KG: To be candid, I don’t get much time to write. Hence, I am always full of ideas when I get some time to write. However, to others my tip will be – leave it for some time, your thoughts and sub-conscious in incubation and it will work finally.
BNI: What are your thoughts on book series? Would you like to have one for your latest book?
KG: I really salute those authors who can write book series, not an easy thing to do. I am yet to think over for my latest book to have a book series.
BNI: Any advice for writers budding or established?
KG: I can only advice budding writers to enjoy the writing to start with and not start thinking about “sale” before writing. Selling is a different ball game.
BNI: Can you tell us about your challenges in getting your first book published?
KG: Rejections from multiple publishers and you feel particularly bad when you find that you get a rejection immediately about content / quality, quite obvious that no one had even peeped into the content.
BNI: What was your favourite chapter (or part) to write and why?
KG:The last one as it is the climax chapter and not one but multiple mysteries get revealed. It had made me think a lot and was not easy to pull the threads, which I had spread through different chapters of the novel.
BNI: Did you learn anything from writing your book? What was it? KG: Apart from gaining more knowledge through my research, I think it made me matured on many aspects of life. The book touches philosophy as well and some of the things I wrote, I had never dealt in earlier.
BNI: Any amusing story about marketing this book, so far.
KG: In the huge organization where I work and which is spread across globe, almost each discussion is staring with some chat about my book and that’s really interesting to watch.
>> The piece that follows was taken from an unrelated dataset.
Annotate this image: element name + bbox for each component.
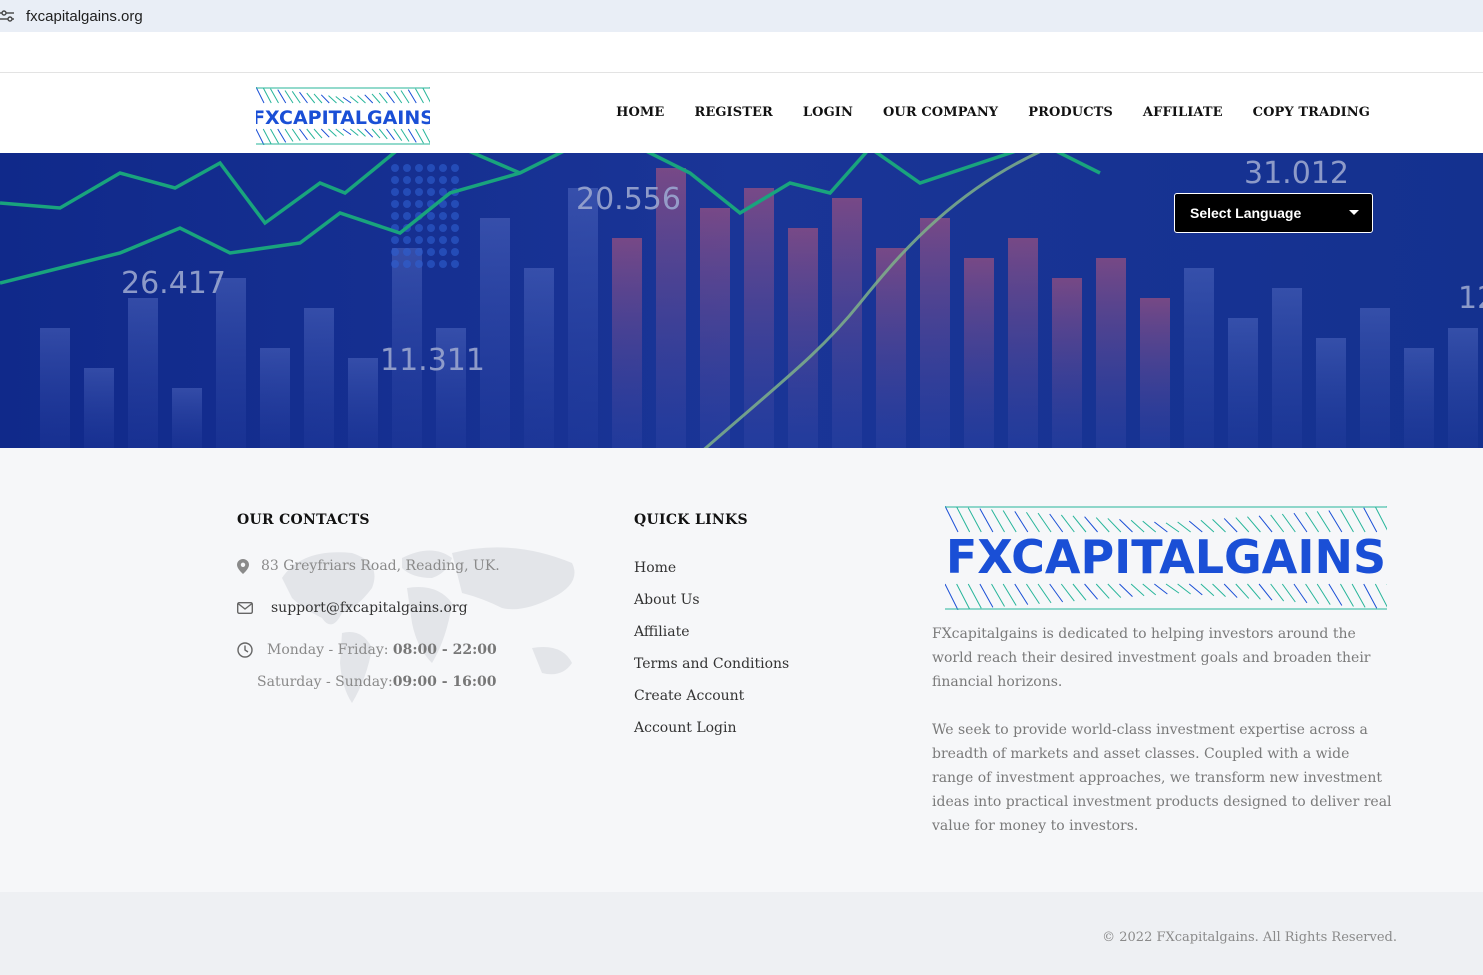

I am thankful to my colleagues and seniors.
BNI: What do you think about – What does your protagonist think about you?
KG: Andy Singh shares two of my favourites – Darjeeling Tea and Jeffrey Archer. He may not like travelling which I do, though he has been made to travel a lot.
BNI: How about a snippet from your book that is meant to intrigue and tantalize us?
KG: “You will realise, your life had taken a turn each time for good, or worse based on how they behaved, I mean your mind and heart, whether they could get along or not. We may not realise immediately, realisation often comes late in life. Look deep into that, two minds and two hearts there. You expand it and you will find so many minds and hearts interacting with so many other minds and hearts. Does it look complex?”
BNI: What are your expectations for the book?
KG: It reaches out to more and more readers in coming days and I would look forward to know their views.
BNI: Do you think book cover an important role in sales?
KG: Yes, it does. I have first-hand reactions where readers often talk about the cover page first.
BNI: According to you, what is the top most advantage / disadvantage of self publishing?
KG: There are different levels of maturity of self publishing. If there are mechanisms to keep the content quality good, it’not a bad option. Promotion and physical distribution are challenges.
BNI: Thank you so much for your precious time. I would like to apologise for an unnecessary delay and keeping you on wait. We wish you luck for your future ventures.